Because of the numerous trade routes used by the Indians of Latin America, the hammock naturally found its way to many other Indians. Hammocks were soon being made from indigenous fabrics and materials which resulted in a many types, which have evolved to the classic cloth/fabric hammock, typical of Brazil, and cord and rope hammocks similar to today's styles.

Nearly all sources mention Christopher Columbus in the discovery of the hammock. However, the hammock actually dates back more than 1,000 years ago to Central America, far before Columbus was alive. As mentioned above, the hammock was used as a form of protection against harmful creatures on the ground. Christopher Columbus was introduced to the hamaca (hammock) during his travels at the end of the 15th Century by the Taino Indians, a Haitian tribe, in which he brought a variety of hammocks to Europe where they gained appeal. During this time, European weavers began crafting hammocks out of cotton, canvas, and other cloths, as well as sending these materials to weave hammocks in the New World.

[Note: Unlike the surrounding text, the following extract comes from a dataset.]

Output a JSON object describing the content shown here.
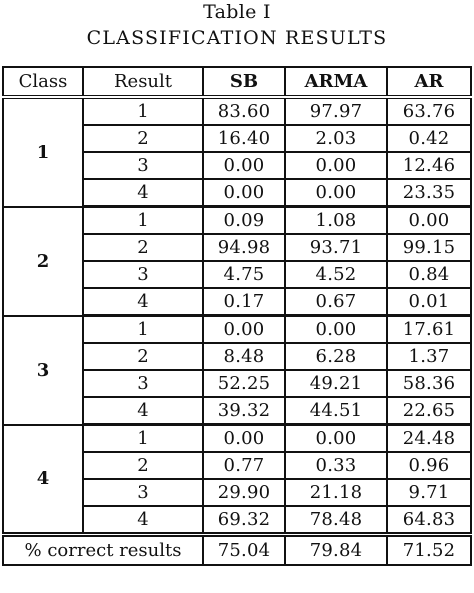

By the mid-16th century in many parts of the world, the hammock was used as an alternative to the traditional bed. The U.S. military even turned to hammocks for sleeping when away from home. Hammocks quickly gained widespread appeal by both the wealthy and the underprivileged, and by the end of the 19th century, the first mass producer of hammocks opened in Pawley’s Island, South Carolina.

Today, we have expanded on the traditional hammock with improvements to design, materials, and comfort. Some hammocks are still used for insect protection with the addition of enclosed nets, and some are simply used as a luxurious relaxation portal. Hammocks today represent a luxury for many, but it can’t be taken for granted that the hammock is one of the oldest pieces of furniture in the history of mankind.

See you on the trail! 

Tomahawk -


----------



## OutsideYourWorld (Jan 8, 2017)

I also have my hammock and tarp combo everywhere I go. Especially when i'm working in the forests up north! You can get a quality sleep you could only get on the ground with a fancy sleeping mat. And there's a certain peace of mind when you're raised off that cold, dirty floor. 

I have a feeling you hang out in the BushcraftUSA forum, yea?


----------



## Deleted member 15688 (Jan 8, 2017)

OutsideYourWorld said:


> I also have my hammock and tarp combo everywhere I go. Especially when i'm working in the forests up north! You can get a quality sleep you could only get on the ground with a fancy sleeping mat. And there's a certain peace of mind when you're raised off that cold, dirty floor.
> 
> I have a feeling you hang out in the BushcraftUSA forum, yea?


Nope.


----------



## OutsideYourWorld (Jan 8, 2017)

Should check it out, then. Lots of useful info and ideas there for this sort of thing.


----------



## Deleted member 15688 (Jan 8, 2017)

OutsideYourWorld said:


> Should check it out, then. Lots of useful info and ideas there for this sort of thing.


I was on it years ago . I have no need to be on there. you can check my posts under "tomahawk"


----------